Bizi en büyük nimet olan iman üzere bu geceye eriştiren Cenab-ı Allah’a hamdü senalar olsun" diyen Müftü Şimşek, “Berat, kurtuluş müjdesidir. Kulluk bilinciyle nasuh bir tövbeyle hata ve günahları terk ederek Allah’ın lütfuyla affa ve beraat'a mazhar olmaktır. Zihni ve gönlü fikren ve mânen kirleten, hayatı anlam ve amacından uzaklaştıran her şeyden Yüce Allah’a sığınmaktır. O’nun rızasına uygun olmayan tüm arzu ve davranışlardan uzak olmaktır. Hayatı, her şeyi bilen, gören, işiten kudret sahibi yüce Allah’ın varlığının idraki ve O’na karşı sorumluluk bilinciyle yaşamaktır. 

Günümüzde kayıp olan -Selef-i Salihin müminlerin her geceyi ihya etme- şuurunun günümüze taşımayı bu gibi faziletli geceleri vesile kılarak hayatımıza yeniden takva ile kuşanmaya bir başlangıç yapmaktır. 

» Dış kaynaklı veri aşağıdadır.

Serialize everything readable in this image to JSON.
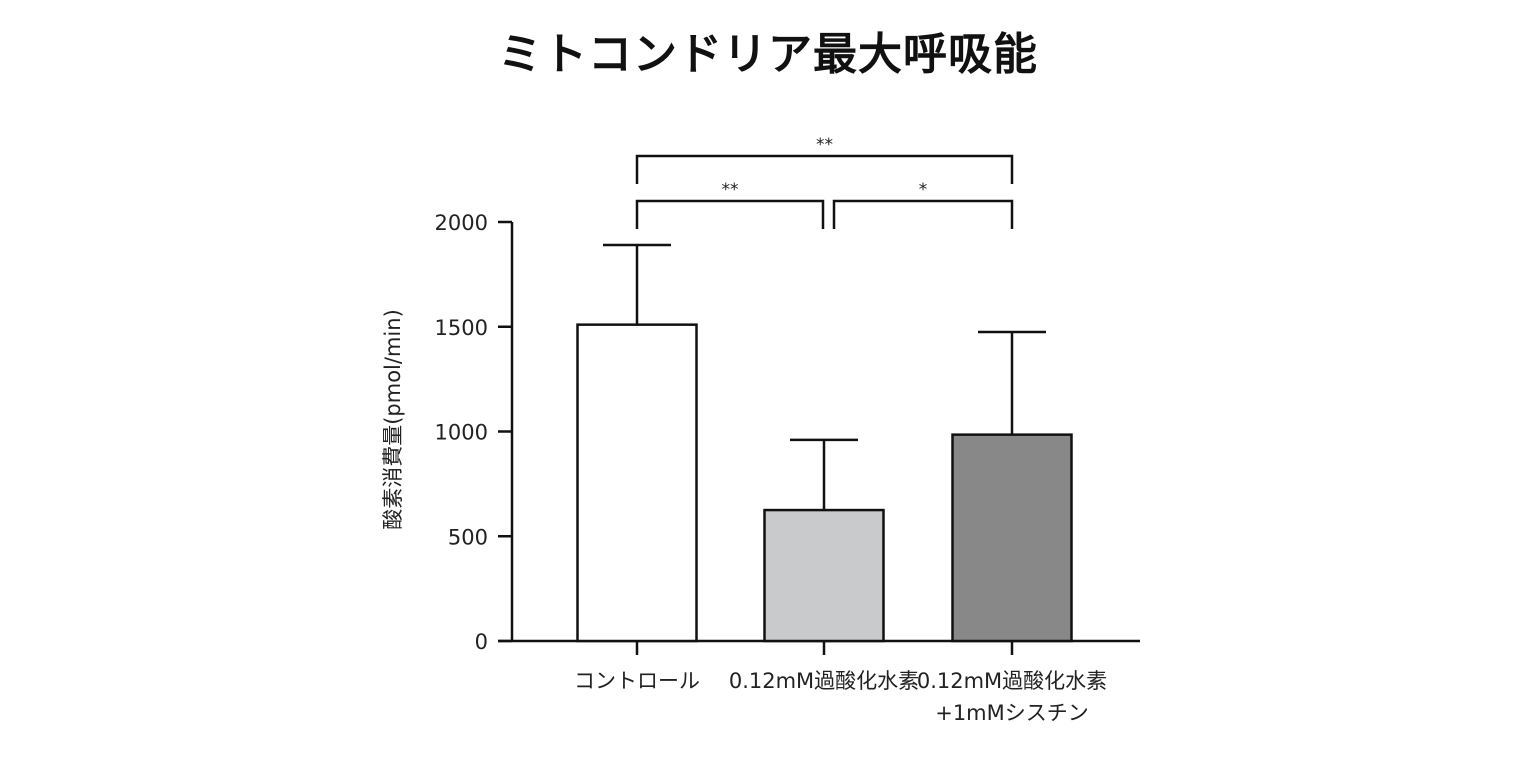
{
  "chart_data": {
    "type": "bar",
    "title": "ミトコンドリア最大呼吸能",
    "ylabel": "酸素消費量(pmol/min)",
    "xlabel": "",
    "ylim": [
      0,
      2000
    ],
    "yticks": [
      0,
      500,
      1000,
      1500,
      2000
    ],
    "categories": [
      [
        "コントロール"
      ],
      [
        "0.12mM過酸化水素"
      ],
      [
        "0.12mM過酸化水素",
        "+1mMシスチン"
      ]
    ],
    "values": [
      1510,
      625,
      985
    ],
    "errors": [
      380,
      335,
      490
    ],
    "bar_colors": [
      "#ffffff",
      "#c9cacc",
      "#888888"
    ],
    "grid": false,
    "significance": [
      {
        "from": 0,
        "to": 1,
        "label": "**"
      },
      {
        "from": 1,
        "to": 2,
        "label": "*"
      },
      {
        "from": 0,
        "to": 2,
        "label": "**"
      }
    ]
  }
}
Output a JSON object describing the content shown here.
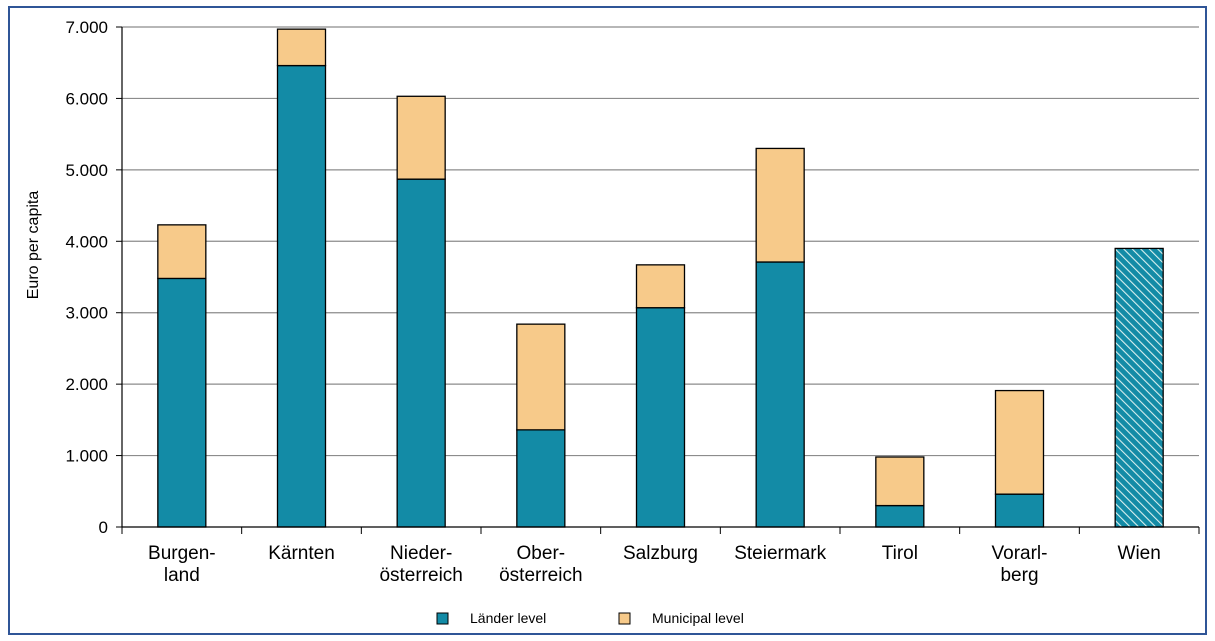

Ramazan ayının habercisi olan Berat gecesi bizlere sorumluluklarımızı hatırlatır.
Nefsimizdeki düşmanlarımız olan bencillik, kibir, haset, tamahkarlık gibi duyguların hayatı çepeçevre kuşattığı, insanî değerlerin ve ahlaki erdemlerin örselendiği bir çağda arınmanın yüceliğine işaret eder. İnsanı, nefsininin esaretinden asalet ve Allah'a kul olma özgürlüğüne, küfür ve masiyet cehaletinden iman, bilgi, hikmet ve irfanına kavuşturan hakikatlerle tanışmaya davet eder. Yakın, orta ve uzun vadeli bir programla kendinden, ailesinden ve çevresinden başlayarak tüm insalığa ilahi emir ve peygamberi Sünnet-i hakim kılma şuur ve gayretini kuşanmaya davet eder. 
Bu geceyi vesile kılarak, hayatımızı yüceltecek ve yükseltecek olan salih ameller ve kemal'i imanla güzelleştirelim. Zira salih amel bilinci bizi her türlü kötü duygu ve düşüncelerden koruyan güçlü bir kalkandır. Bu meyanda Rabbimiz Kur’an-ı Kerim’de: “İman edip salih ameller işleyenlere gelince, (Allah) onların mükâfatlarını eksiksiz ödeyecek ve lütfundan onlara daha da fazlasını verecektir,” (Nîsa, 4/173) buyurarak güzel davranışın kendi katındaki değerini ve önemini hatırlatır.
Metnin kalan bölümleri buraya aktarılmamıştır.